Pluralism and Diversity essay:
“Pluralism” signifies any metaphysical theory which affirms that reality consists of a great number of distinct, fundamental essences. Pluralism differs from both monism, the opinion that one kind of thing exists, and dualism, the opinion that two kinds of things exist.
The history of pluralism starts from “common sense”. The common sense of people impartial to philosophical prejudice is pluralistic. That means that a disinterested notion of nature and society assimilates the world as an agglomeration of diversity and uniqueness of individual essences. The mental activity does not end at this fundamental cognition and looks for methods to make sure the acquisition of main needs from chance adversities. Preventing undesirable events requires ability for predicting the future course of various processes. This ability is developed by distinguishing regularities in the world’s diversity of things.
Leibniz was one of the first philosophers who while being a rationalist strongly favored pluralism. The model of Leibniz’s world is monadology. The world is made of an endless family of mind like essences called monads. The monads are individually determined and have free will, but the basic state of each monad draw in everything that may some day happen to it. Leibniz strongly adhered to rationalism and used ’contradictions’ and ‘sufficient cause’ as the fundamental principles of his logic. His pluralism finished up with his own kind of determinism spreading to all the changes of monads, which is completed in his doctrine of pre-established harmony.
The growth of pluralism has been seen in the 20th century. The analytic philosophy which was pluralistic in the method of approach has become less and less a philosophy and it is more like linguistic theory. In contrast scientists and philosophers of science as David Bohm or Ilya Prigogine have been more related to philosophical thought and pluralism.
But the philosophy of the 20th century has not been pluralism at all.

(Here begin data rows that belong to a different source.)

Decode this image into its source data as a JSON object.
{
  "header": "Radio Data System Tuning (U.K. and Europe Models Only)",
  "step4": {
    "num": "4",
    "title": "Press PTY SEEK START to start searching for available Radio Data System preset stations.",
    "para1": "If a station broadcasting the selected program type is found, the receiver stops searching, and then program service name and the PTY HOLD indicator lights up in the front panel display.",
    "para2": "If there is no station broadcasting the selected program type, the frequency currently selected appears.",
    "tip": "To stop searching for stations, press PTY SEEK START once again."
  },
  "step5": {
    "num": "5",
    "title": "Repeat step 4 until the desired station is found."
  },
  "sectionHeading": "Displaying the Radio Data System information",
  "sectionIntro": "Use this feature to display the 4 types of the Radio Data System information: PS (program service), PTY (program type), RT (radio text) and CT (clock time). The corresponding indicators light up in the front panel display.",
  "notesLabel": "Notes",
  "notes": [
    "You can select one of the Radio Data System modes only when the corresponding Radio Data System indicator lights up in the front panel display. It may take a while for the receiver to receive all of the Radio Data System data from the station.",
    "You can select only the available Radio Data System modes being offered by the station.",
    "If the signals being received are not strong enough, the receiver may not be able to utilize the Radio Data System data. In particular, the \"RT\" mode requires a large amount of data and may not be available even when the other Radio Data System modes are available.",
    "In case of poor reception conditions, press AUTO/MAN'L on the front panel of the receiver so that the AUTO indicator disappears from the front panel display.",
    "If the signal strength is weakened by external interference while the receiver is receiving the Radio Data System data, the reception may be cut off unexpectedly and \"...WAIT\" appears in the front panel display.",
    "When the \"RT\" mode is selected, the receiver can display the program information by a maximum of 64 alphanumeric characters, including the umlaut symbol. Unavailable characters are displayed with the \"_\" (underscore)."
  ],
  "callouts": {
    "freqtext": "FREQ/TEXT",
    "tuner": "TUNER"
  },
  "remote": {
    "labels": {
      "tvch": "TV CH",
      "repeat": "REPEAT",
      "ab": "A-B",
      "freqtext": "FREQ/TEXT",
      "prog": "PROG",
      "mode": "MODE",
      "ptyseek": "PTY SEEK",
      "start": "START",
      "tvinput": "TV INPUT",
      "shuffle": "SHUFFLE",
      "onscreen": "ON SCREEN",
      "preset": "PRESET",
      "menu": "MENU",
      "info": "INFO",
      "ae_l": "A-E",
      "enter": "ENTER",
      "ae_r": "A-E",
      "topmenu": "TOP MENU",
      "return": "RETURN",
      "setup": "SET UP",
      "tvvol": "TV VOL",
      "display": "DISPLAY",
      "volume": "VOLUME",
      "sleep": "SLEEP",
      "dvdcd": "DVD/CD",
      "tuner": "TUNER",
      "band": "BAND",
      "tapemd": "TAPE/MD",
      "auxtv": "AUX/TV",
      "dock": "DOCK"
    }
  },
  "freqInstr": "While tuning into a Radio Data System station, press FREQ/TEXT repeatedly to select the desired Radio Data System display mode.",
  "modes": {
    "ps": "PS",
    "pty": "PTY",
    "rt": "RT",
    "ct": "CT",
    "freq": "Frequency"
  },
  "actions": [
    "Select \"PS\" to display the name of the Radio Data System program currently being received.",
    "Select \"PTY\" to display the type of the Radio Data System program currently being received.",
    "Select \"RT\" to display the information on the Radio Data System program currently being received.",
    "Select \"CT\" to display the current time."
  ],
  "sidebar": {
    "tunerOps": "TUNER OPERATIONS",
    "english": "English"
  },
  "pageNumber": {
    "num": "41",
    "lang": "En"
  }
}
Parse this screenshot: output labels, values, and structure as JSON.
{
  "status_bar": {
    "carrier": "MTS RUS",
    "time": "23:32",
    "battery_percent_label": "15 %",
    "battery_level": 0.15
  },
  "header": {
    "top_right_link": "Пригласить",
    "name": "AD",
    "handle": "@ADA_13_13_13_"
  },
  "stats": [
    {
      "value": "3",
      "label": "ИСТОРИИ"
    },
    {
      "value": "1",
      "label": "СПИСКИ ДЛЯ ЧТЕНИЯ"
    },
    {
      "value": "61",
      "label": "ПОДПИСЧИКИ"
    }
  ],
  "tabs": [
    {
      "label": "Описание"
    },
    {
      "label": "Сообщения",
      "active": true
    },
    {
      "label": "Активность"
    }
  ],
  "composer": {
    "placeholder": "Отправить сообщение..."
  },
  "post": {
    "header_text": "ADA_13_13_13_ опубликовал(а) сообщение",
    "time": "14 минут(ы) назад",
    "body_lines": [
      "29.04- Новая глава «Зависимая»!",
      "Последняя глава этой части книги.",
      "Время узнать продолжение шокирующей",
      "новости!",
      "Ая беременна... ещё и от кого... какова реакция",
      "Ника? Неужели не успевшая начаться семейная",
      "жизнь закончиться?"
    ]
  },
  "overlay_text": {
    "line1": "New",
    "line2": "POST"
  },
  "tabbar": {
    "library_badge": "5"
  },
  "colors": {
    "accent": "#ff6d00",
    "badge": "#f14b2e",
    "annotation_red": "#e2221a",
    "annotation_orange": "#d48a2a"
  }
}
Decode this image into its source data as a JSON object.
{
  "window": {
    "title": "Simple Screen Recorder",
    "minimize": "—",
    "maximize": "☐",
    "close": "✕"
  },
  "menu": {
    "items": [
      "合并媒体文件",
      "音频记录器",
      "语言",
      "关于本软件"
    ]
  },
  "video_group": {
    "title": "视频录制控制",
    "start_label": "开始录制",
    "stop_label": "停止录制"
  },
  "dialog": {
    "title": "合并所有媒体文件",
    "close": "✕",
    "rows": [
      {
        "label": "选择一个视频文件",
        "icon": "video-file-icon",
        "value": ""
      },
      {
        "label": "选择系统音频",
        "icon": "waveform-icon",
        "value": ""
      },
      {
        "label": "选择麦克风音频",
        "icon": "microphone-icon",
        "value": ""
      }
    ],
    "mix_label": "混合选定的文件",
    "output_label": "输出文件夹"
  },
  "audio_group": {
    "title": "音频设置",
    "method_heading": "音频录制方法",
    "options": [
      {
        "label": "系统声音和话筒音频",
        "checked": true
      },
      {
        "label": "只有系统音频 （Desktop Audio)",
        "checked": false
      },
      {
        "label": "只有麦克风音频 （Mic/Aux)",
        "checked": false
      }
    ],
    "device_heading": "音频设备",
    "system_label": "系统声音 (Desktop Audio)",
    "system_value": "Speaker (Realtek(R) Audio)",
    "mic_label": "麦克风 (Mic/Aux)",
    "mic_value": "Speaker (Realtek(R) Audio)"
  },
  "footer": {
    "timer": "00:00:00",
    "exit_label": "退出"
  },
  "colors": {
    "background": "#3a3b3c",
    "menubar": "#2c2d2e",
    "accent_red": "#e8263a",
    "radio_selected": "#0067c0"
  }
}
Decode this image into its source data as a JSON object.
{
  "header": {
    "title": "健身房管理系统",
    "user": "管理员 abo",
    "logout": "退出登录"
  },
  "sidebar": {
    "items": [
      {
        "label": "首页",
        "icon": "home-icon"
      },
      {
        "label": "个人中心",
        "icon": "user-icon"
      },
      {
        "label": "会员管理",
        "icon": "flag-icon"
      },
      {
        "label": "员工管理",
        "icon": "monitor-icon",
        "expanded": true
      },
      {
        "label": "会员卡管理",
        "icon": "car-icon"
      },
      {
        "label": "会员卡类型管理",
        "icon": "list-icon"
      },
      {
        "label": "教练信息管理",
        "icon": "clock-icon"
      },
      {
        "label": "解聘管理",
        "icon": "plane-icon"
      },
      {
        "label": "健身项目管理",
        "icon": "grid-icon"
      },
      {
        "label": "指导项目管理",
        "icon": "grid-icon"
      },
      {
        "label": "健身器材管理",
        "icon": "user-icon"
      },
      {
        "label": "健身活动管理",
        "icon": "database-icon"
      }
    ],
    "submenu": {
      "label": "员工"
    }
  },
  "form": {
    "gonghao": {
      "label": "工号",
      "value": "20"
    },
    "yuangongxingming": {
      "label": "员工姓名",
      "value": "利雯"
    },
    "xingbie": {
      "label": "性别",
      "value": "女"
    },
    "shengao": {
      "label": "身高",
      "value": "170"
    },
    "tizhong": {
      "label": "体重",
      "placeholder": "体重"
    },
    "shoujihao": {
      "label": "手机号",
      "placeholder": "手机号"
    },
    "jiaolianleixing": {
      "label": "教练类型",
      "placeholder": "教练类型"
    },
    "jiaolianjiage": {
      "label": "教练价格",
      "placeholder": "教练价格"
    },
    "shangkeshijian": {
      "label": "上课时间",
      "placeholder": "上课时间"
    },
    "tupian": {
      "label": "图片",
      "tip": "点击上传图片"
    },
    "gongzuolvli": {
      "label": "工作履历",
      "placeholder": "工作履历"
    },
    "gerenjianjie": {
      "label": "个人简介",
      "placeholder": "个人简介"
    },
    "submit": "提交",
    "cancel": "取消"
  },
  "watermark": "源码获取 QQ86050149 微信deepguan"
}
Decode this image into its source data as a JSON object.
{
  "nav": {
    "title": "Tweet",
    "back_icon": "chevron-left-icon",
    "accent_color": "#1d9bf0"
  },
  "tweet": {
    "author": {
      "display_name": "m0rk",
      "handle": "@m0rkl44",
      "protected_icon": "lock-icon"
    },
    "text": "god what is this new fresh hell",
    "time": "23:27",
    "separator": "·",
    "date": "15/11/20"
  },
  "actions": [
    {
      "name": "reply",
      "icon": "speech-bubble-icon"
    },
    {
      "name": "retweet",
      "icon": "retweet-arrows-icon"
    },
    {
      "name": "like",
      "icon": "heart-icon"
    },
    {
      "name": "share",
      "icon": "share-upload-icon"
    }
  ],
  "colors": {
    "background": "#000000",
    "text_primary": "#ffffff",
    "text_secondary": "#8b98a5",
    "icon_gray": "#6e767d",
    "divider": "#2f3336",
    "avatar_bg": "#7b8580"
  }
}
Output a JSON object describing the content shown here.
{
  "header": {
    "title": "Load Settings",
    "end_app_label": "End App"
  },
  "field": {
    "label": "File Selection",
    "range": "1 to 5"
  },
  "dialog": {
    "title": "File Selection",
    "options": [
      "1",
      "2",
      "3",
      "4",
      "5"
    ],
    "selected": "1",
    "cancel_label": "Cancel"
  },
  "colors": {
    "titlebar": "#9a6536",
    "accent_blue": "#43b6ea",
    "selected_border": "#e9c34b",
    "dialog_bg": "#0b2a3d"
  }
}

One of the main trends of the philosophy of the 20th century is existentialism that is monistic in its essence. Existentialism is a lot referred to monism than pluralism. Kirkegaard and Jaspers, Heidegger and Merleau-Ponty, and Sartre, the existentialists, with their stress on “being”, more look like Parminedes looking for a plenum and Aristotle looking for a single world than illustrating a pluralistic point of view. But their monism is more filled with a pantheistic pluralism than with a Platonic hierarchical monism.
Bertrand Russell described the search of a pluralistic system when he wrote: “To frame a philosophy capable of coping with men intoxicated with the prospect of most unlimited power and also with the apathy of the powerless is the most pressing task of our time” (Bertrand Russell, “The History of Western Philosophy”, 1945, p. 729.).
Nevertheless none of depicted attempts were completely “successful” in defining a pluralistic system. Whether we name it cybernetic or old system, it looks like the search for a pluralistic system is unavailing. It is possible that a “pluralistic system” is a contradiction in its essence and pluralism can be called to be in a loose way.